Getting into characters
Kind of like an all-Bill-Murray-movie-character version of “Where’s Waldo?,” the “Playing Around” pattern, one of the new spring 2017 patterns that dropped April 25, rounds up riffs on some of Bill’s most memorable characters and drops them on the golf course.
The many mini-Murrays include Spackler (“Caddyshack”), Steve Zissou (from Wes Anderson’s 2004 film “The Life Aquatic With Steve Zissou,” he’s in the red knit cap) and “Ghostbusters'” Peter Venkman (proton pack still strapped to his back).
Quirky camo
“It’s your regular camouflage pattern except we put pin flags in it, and now it’s golf-themed,” Joel says of the spring 2017 design. “And if we put a couple of rakes in there, it becomes a sand trap. It’s basic camo but with some fun going on.”
Michaels says Bill Murray gave her some input about tweaking the design for future seasons. “He loved it,” she says, “but he really wants us to try and incorporate some animal into the design. We suggested deer, but he thinks that’s a little bit too expected. So what about foxes? Or alligators?”
Lake Turtles
In late November 2016, the brothers convened at the brand’s headquarters in Austin, Texas, for a design meeting, and the conversation turned to memories of lakeside vacations.

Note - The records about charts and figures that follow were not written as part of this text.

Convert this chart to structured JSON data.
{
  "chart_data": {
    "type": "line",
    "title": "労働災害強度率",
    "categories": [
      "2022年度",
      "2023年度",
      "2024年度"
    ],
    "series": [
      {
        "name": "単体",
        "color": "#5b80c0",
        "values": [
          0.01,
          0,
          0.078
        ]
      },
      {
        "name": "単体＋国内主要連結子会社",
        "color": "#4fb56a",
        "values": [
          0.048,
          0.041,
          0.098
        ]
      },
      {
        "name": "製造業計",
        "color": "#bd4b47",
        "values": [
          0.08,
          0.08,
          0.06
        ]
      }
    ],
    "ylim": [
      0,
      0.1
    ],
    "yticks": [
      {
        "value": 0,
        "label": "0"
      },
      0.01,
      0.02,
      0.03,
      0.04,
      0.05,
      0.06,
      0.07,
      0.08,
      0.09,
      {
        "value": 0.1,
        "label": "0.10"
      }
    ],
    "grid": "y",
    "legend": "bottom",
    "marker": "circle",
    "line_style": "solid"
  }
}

“I was one of the youngest ones,” Joel explains. “So when the nieces and nephews woke up at the crack of dawn, it was my job to keep them quiet so everybody else could be hungover and stay in bed. We’d take them out in a rowboat to go ‘turtle fishing,’ and the rule was that they couldn’t make any noise or they’d scare the turtles.”
That story is reflected in a proposed spring 2018 design called that has the brand’s “faceless man” logo sitting in a rowboat alongside his golf clubs, with a turtle not far away.
The apparel is available online only through williammurraygolf.com and consists of polos, short- and long-sleeve button-front shirts and shorts.